Little-known fact: The AR-02 Democratic race features one candidate who compares favorably with some of the most important people in American and world history. I’m talking, of course, about Patrick Kennedy. On his Facebook page, Kennedy released a non-proofread statement that, under the umbrella of trying to fire people up about changing the world by voting for Kennedy, contained this nugget:
[M]ore often than not, the blueprint of progress lies in the hands of our youngest visionaries.
When my granddad ran for US Congress at a mere 30 years-old – and won[,] I might add – he’d remind people that Alexander Hamilton was George Washington’s chief of staff at 20. Thomas Jefferson wrote the Declaration of Independence at 33. William Pitt was England’s prime minister at 24 and the best prime minister England ever had. Alexander the Great conquered the world before 33 and was reported to have wept when he learned there was no more world left to conquer. Joan of Arc commanded the French army at 17, and Jesus Christ hung on the cross at Calvary at only the age of 33.
You can’t get more powerful examples than these.
First of all, that list contains all of six people. I hardly think you can term this “more often than not.” Perhaps “occasionally” or even “every once in a great while,” but certainly not “more often than not.”

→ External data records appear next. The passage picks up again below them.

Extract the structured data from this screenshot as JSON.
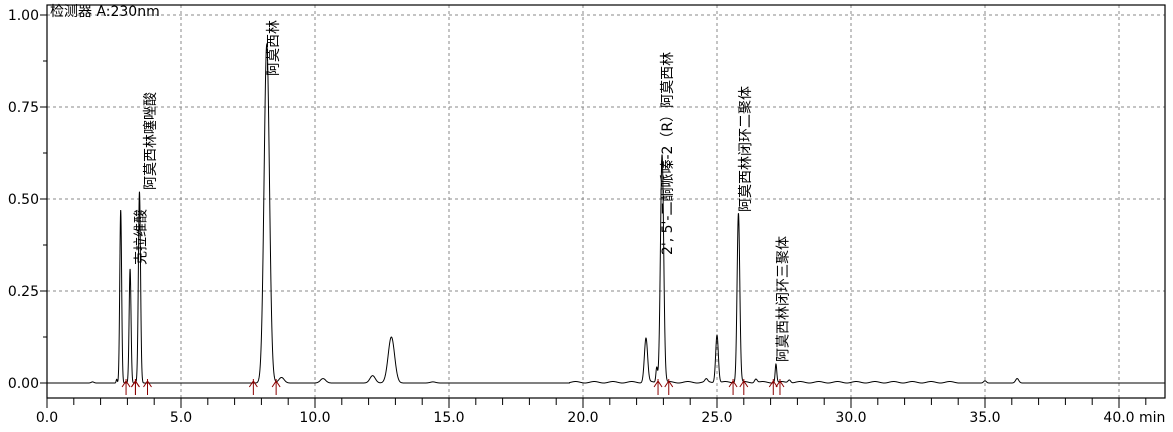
{
  "chart_data": {
    "type": "line",
    "title": "检测器 A:230nm",
    "xlabel": "min",
    "ylabel": "",
    "xlim": [
      0,
      41.7
    ],
    "ylim": [
      -0.04,
      1.03
    ],
    "grid": true,
    "x_ticks": [
      "0.0",
      "5.0",
      "10.0",
      "15.0",
      "20.0",
      "25.0",
      "30.0",
      "35.0",
      "40.0"
    ],
    "x_tick_values": [
      0,
      5,
      10,
      15,
      20,
      25,
      30,
      35,
      40
    ],
    "y_ticks": [
      "0.00",
      "0.25",
      "0.50",
      "0.75",
      "1.00"
    ],
    "y_tick_values": [
      0,
      0.25,
      0.5,
      0.75,
      1.0
    ],
    "line_color": "#000000",
    "marker_color": "#8b0000",
    "peaks": [
      {
        "rt": 1.7,
        "height": 0.003,
        "sigma": 0.05
      },
      {
        "rt": 2.6,
        "height": 0.01,
        "sigma": 0.02
      },
      {
        "rt": 2.75,
        "height": 0.47,
        "sigma": 0.035
      },
      {
        "rt": 3.1,
        "height": 0.31,
        "sigma": 0.035
      },
      {
        "rt": 3.45,
        "height": 0.52,
        "sigma": 0.04
      },
      {
        "rt": 8.2,
        "height": 0.92,
        "sigma": 0.1
      },
      {
        "rt": 8.75,
        "height": 0.015,
        "sigma": 0.1
      },
      {
        "rt": 10.3,
        "height": 0.012,
        "sigma": 0.1
      },
      {
        "rt": 12.15,
        "height": 0.02,
        "sigma": 0.1
      },
      {
        "rt": 12.85,
        "height": 0.125,
        "sigma": 0.12
      },
      {
        "rt": 14.4,
        "height": 0.003,
        "sigma": 0.1
      },
      {
        "rt": 22.35,
        "height": 0.12,
        "sigma": 0.06
      },
      {
        "rt": 22.75,
        "height": 0.04,
        "sigma": 0.03
      },
      {
        "rt": 22.95,
        "height": 0.62,
        "sigma": 0.06
      },
      {
        "rt": 24.6,
        "height": 0.008,
        "sigma": 0.05
      },
      {
        "rt": 25.0,
        "height": 0.13,
        "sigma": 0.05
      },
      {
        "rt": 25.8,
        "height": 0.46,
        "sigma": 0.05
      },
      {
        "rt": 26.45,
        "height": 0.01,
        "sigma": 0.05
      },
      {
        "rt": 27.2,
        "height": 0.05,
        "sigma": 0.03
      },
      {
        "rt": 27.7,
        "height": 0.008,
        "sigma": 0.05
      },
      {
        "rt": 35.0,
        "height": 0.006,
        "sigma": 0.05
      },
      {
        "rt": 36.2,
        "height": 0.012,
        "sigma": 0.06
      }
    ],
    "peak_labels": [
      {
        "rt": 3.45,
        "text": "克拉维酸"
      },
      {
        "rt": 3.8,
        "text": "阿莫西林噻唑酸"
      },
      {
        "rt": 8.4,
        "text": "阿莫西林"
      },
      {
        "rt": 23.1,
        "text": "2', 5'-二酮哌嗪-2（R）阿莫西林"
      },
      {
        "rt": 26.0,
        "text": "阿莫西林闭环二聚体"
      },
      {
        "rt": 27.4,
        "text": "阿莫西林闭环三聚体"
      }
    ],
    "integration_marks": [
      2.95,
      3.3,
      3.3,
      3.75,
      7.7,
      8.55,
      22.8,
      23.2,
      25.6,
      26.0,
      27.1,
      27.35
    ]
  }
}
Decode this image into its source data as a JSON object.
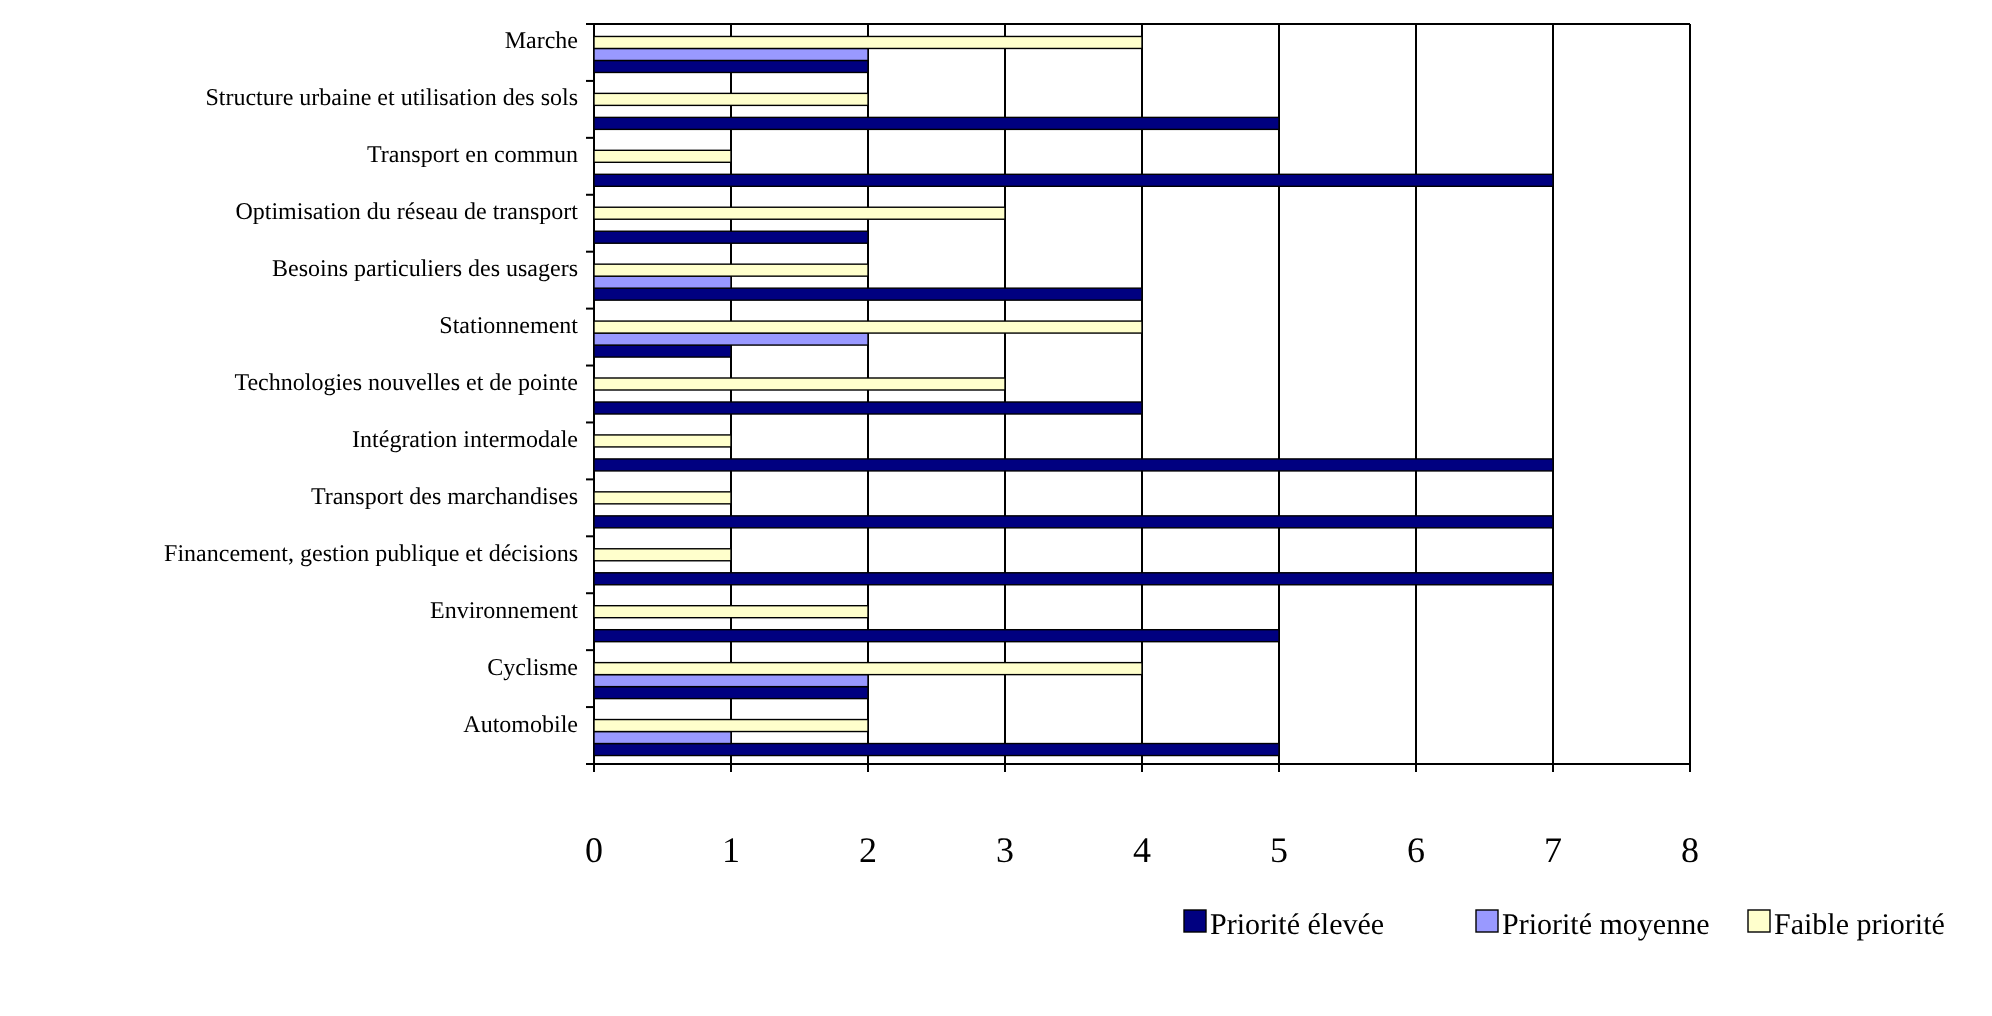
{
  "chart_data": {
    "type": "bar",
    "orientation": "horizontal",
    "categories": [
      "Marche",
      "Structure urbaine et utilisation des sols",
      "Transport en commun",
      "Optimisation du réseau de transport",
      "Besoins particuliers des usagers",
      "Stationnement",
      "Technologies nouvelles et de pointe",
      "Intégration intermodale",
      "Transport des marchandises",
      "Financement, gestion publique et décisions",
      "Environnement",
      "Cyclisme",
      "Automobile"
    ],
    "series": [
      {
        "name": "Priorité élevée",
        "color": "#000080",
        "values": [
          2,
          5,
          7,
          2,
          4,
          1,
          4,
          7,
          7,
          7,
          5,
          2,
          5
        ]
      },
      {
        "name": "Priorité moyenne",
        "color": "#9999ff",
        "values": [
          2,
          null,
          null,
          null,
          1,
          2,
          null,
          null,
          null,
          null,
          null,
          2,
          1
        ]
      },
      {
        "name": "Faible priorité",
        "color": "#ffffcc",
        "values": [
          4,
          2,
          1,
          3,
          2,
          4,
          3,
          1,
          1,
          1,
          2,
          4,
          2
        ]
      }
    ],
    "xlim": [
      0,
      8
    ],
    "xticks": [
      0,
      1,
      2,
      3,
      4,
      5,
      6,
      7,
      8
    ],
    "grid": "x",
    "legend": "bottom right"
  }
}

Second, while one might have a hard time coming up with more powerful examples of your pre-selected rare occurrence, one would also be hard-pressed to find examples less relevant to Kennedy’s situation. We are, after all, talking about someone running for elected office. However, Hamilton was appointed by Washington; Pitt was appointed by King George III; and Jefferson, Alexander the Great, Joan of Arc, and Jesus were not running for an office at all.

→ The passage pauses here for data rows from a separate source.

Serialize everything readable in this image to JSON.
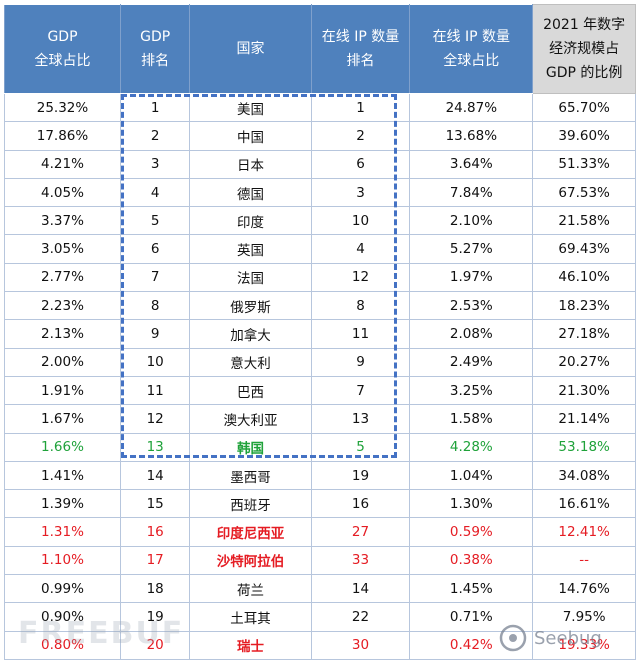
{
  "table": {
    "headers": [
      [
        "GDP",
        "全球占比"
      ],
      [
        "GDP",
        "排名"
      ],
      [
        "国家"
      ],
      [
        "在线 IP 数量",
        "排名"
      ],
      [
        "在线 IP 数量",
        "全球占比"
      ],
      [
        "2021 年数字",
        "经济规模占",
        "GDP 的比例"
      ]
    ],
    "rows": [
      {
        "style": "normal",
        "cells": [
          "25.32%",
          "1",
          "美国",
          "1",
          "24.87%",
          "65.70%"
        ]
      },
      {
        "style": "normal",
        "cells": [
          "17.86%",
          "2",
          "中国",
          "2",
          "13.68%",
          "39.60%"
        ]
      },
      {
        "style": "normal",
        "cells": [
          "4.21%",
          "3",
          "日本",
          "6",
          "3.64%",
          "51.33%"
        ]
      },
      {
        "style": "normal",
        "cells": [
          "4.05%",
          "4",
          "德国",
          "3",
          "7.84%",
          "67.53%"
        ]
      },
      {
        "style": "normal",
        "cells": [
          "3.37%",
          "5",
          "印度",
          "10",
          "2.10%",
          "21.58%"
        ]
      },
      {
        "style": "normal",
        "cells": [
          "3.05%",
          "6",
          "英国",
          "4",
          "5.27%",
          "69.43%"
        ]
      },
      {
        "style": "normal",
        "cells": [
          "2.77%",
          "7",
          "法国",
          "12",
          "1.97%",
          "46.10%"
        ]
      },
      {
        "style": "normal",
        "cells": [
          "2.23%",
          "8",
          "俄罗斯",
          "8",
          "2.53%",
          "18.23%"
        ]
      },
      {
        "style": "normal",
        "cells": [
          "2.13%",
          "9",
          "加拿大",
          "11",
          "2.08%",
          "27.18%"
        ]
      },
      {
        "style": "normal",
        "cells": [
          "2.00%",
          "10",
          "意大利",
          "9",
          "2.49%",
          "20.27%"
        ]
      },
      {
        "style": "normal",
        "cells": [
          "1.91%",
          "11",
          "巴西",
          "7",
          "3.25%",
          "21.30%"
        ]
      },
      {
        "style": "normal",
        "cells": [
          "1.67%",
          "12",
          "澳大利亚",
          "13",
          "1.58%",
          "21.14%"
        ]
      },
      {
        "style": "green",
        "cells": [
          "1.66%",
          "13",
          "韩国",
          "5",
          "4.28%",
          "53.18%"
        ]
      },
      {
        "style": "normal",
        "cells": [
          "1.41%",
          "14",
          "墨西哥",
          "19",
          "1.04%",
          "34.08%"
        ]
      },
      {
        "style": "normal",
        "cells": [
          "1.39%",
          "15",
          "西班牙",
          "16",
          "1.30%",
          "16.61%"
        ]
      },
      {
        "style": "red",
        "cells": [
          "1.31%",
          "16",
          "印度尼西亚",
          "27",
          "0.59%",
          "12.41%"
        ]
      },
      {
        "style": "red",
        "cells": [
          "1.10%",
          "17",
          "沙特阿拉伯",
          "33",
          "0.38%",
          "--"
        ]
      },
      {
        "style": "normal",
        "cells": [
          "0.99%",
          "18",
          "荷兰",
          "14",
          "1.45%",
          "14.76%"
        ]
      },
      {
        "style": "normal",
        "cells": [
          "0.90%",
          "19",
          "土耳其",
          "22",
          "0.71%",
          "7.95%"
        ]
      },
      {
        "style": "red",
        "cells": [
          "0.80%",
          "20",
          "瑞士",
          "30",
          "0.42%",
          "19.33%"
        ]
      }
    ]
  },
  "watermarks": {
    "left": "FREEBUF",
    "right": "Seebug"
  },
  "colors": {
    "header_blue": "#4f81bd",
    "header_gray": "#d9d9d9",
    "highlight_green": "#1fa23a",
    "highlight_red": "#e51c23",
    "dashed_box": "#4472c4"
  }
}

Speaking of William Pitt, not only was he appointed to his office, but the average life expectancy around that time was just over 40 years, which is almost half of what it is in the U.S. today. The average lifespan for people during the times of Jesus, Joan of Arc, and Alexander the Great was even shorter. So we’re not exactly comparing apples to apples here.

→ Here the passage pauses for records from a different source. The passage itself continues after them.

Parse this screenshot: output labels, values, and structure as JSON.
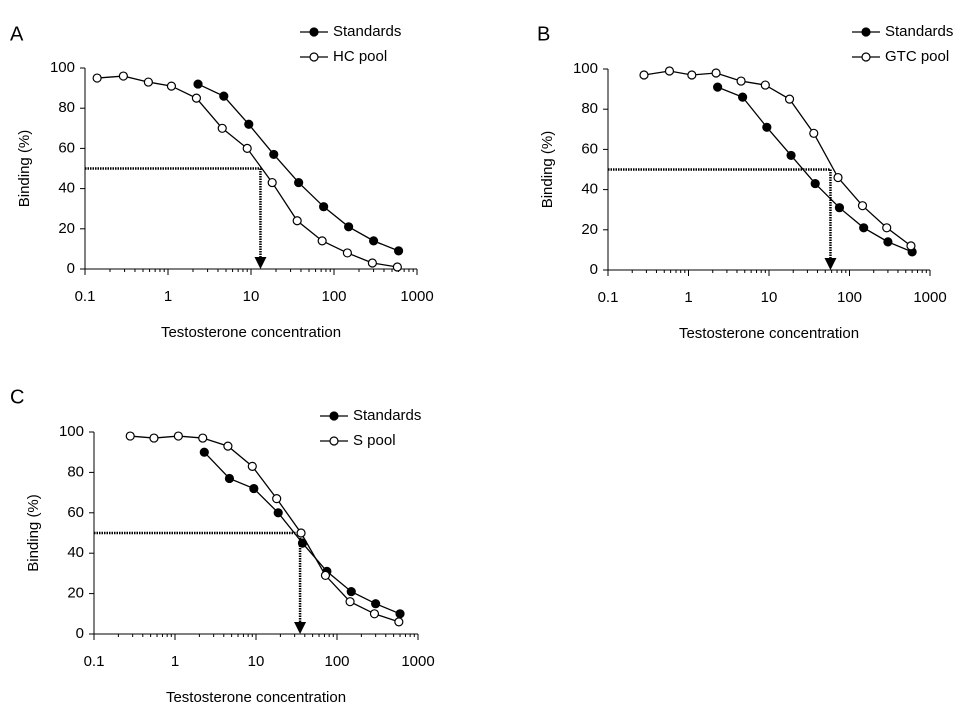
{
  "chart_data": [
    {
      "type": "line",
      "panel_label": "A",
      "xlabel": "Testosterone concentration",
      "ylabel": "Binding (%)",
      "log_x": true,
      "xlim": [
        0.1,
        1000
      ],
      "xticks": [
        0.1,
        1,
        10,
        100,
        1000
      ],
      "ylim": [
        0,
        100
      ],
      "yticks": [
        0,
        20,
        40,
        60,
        80,
        100
      ],
      "reference": {
        "x": 13,
        "y": 50
      },
      "series": [
        {
          "name": "Standards",
          "color": "#000000",
          "marker": "filled",
          "x": [
            2.3,
            4.7,
            9.4,
            18.8,
            37.5,
            75,
            150,
            300,
            600
          ],
          "values": [
            92,
            86,
            72,
            57,
            43,
            31,
            21,
            14,
            9
          ]
        },
        {
          "name": "HC pool",
          "color": "#000000",
          "marker": "open",
          "x": [
            0.14,
            0.29,
            0.58,
            1.1,
            2.2,
            4.5,
            9,
            18,
            36,
            72,
            145,
            290,
            580
          ],
          "values": [
            95,
            96,
            93,
            91,
            85,
            70,
            60,
            43,
            24,
            14,
            8,
            3,
            1
          ]
        }
      ]
    },
    {
      "type": "line",
      "panel_label": "B",
      "xlabel": "Testosterone concentration",
      "ylabel": "Binding (%)",
      "log_x": true,
      "xlim": [
        0.1,
        1000
      ],
      "xticks": [
        0.1,
        1,
        10,
        100,
        1000
      ],
      "ylim": [
        0,
        100
      ],
      "yticks": [
        0,
        20,
        40,
        60,
        80,
        100
      ],
      "reference": {
        "x": 58,
        "y": 50
      },
      "series": [
        {
          "name": "Standards",
          "color": "#000000",
          "marker": "filled",
          "x": [
            2.3,
            4.7,
            9.4,
            18.8,
            37.5,
            75,
            150,
            300,
            600
          ],
          "values": [
            91,
            86,
            71,
            57,
            43,
            31,
            21,
            14,
            9
          ]
        },
        {
          "name": "GTC pool",
          "color": "#000000",
          "marker": "open",
          "x": [
            0.28,
            0.58,
            1.1,
            2.2,
            4.5,
            9,
            18,
            36,
            72,
            145,
            290,
            580
          ],
          "values": [
            97,
            99,
            97,
            98,
            94,
            92,
            85,
            68,
            46,
            32,
            21,
            12
          ]
        }
      ]
    },
    {
      "type": "line",
      "panel_label": "C",
      "xlabel": "Testosterone concentration",
      "ylabel": "Binding (%)",
      "log_x": true,
      "xlim": [
        0.1,
        1000
      ],
      "xticks": [
        0.1,
        1,
        10,
        100,
        1000
      ],
      "ylim": [
        0,
        100
      ],
      "yticks": [
        0,
        20,
        40,
        60,
        80,
        100
      ],
      "reference": {
        "x": 35,
        "y": 50
      },
      "series": [
        {
          "name": "Standards",
          "color": "#000000",
          "marker": "filled",
          "x": [
            2.3,
            4.7,
            9.4,
            18.8,
            37.5,
            75,
            150,
            300,
            600
          ],
          "values": [
            90,
            77,
            72,
            60,
            45,
            31,
            21,
            15,
            10
          ]
        },
        {
          "name": "S pool",
          "color": "#000000",
          "marker": "open",
          "x": [
            0.28,
            0.55,
            1.1,
            2.2,
            4.5,
            9,
            18,
            36,
            72,
            145,
            290,
            580
          ],
          "values": [
            98,
            97,
            98,
            97,
            93,
            83,
            67,
            50,
            29,
            16,
            10,
            6
          ]
        }
      ]
    }
  ]
}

Besides, this cuts both ways. Timothy McVeigh was just shy of his 27th birthday when he parked a bomb outside the Murrow Building in Oklahoma City. Charles Whitman was 25 when he climbed the clocktower at the University of Texas. Charles Manson was 34 during the Tate-LaBianca murders. Nero was only 27 when he began his systematic persecution of Christians, which included beheadings and being eaten by lions. King John, the worst king in English history according to most historians, was 32 when he took the throne.
I think you get the point; age has little, if anything, to do with one’s capacity to be great or absolutely terrible, either as a leader or as a human being. It is certainly not something that would suggest one way or the other whether a candidate deserves your vote.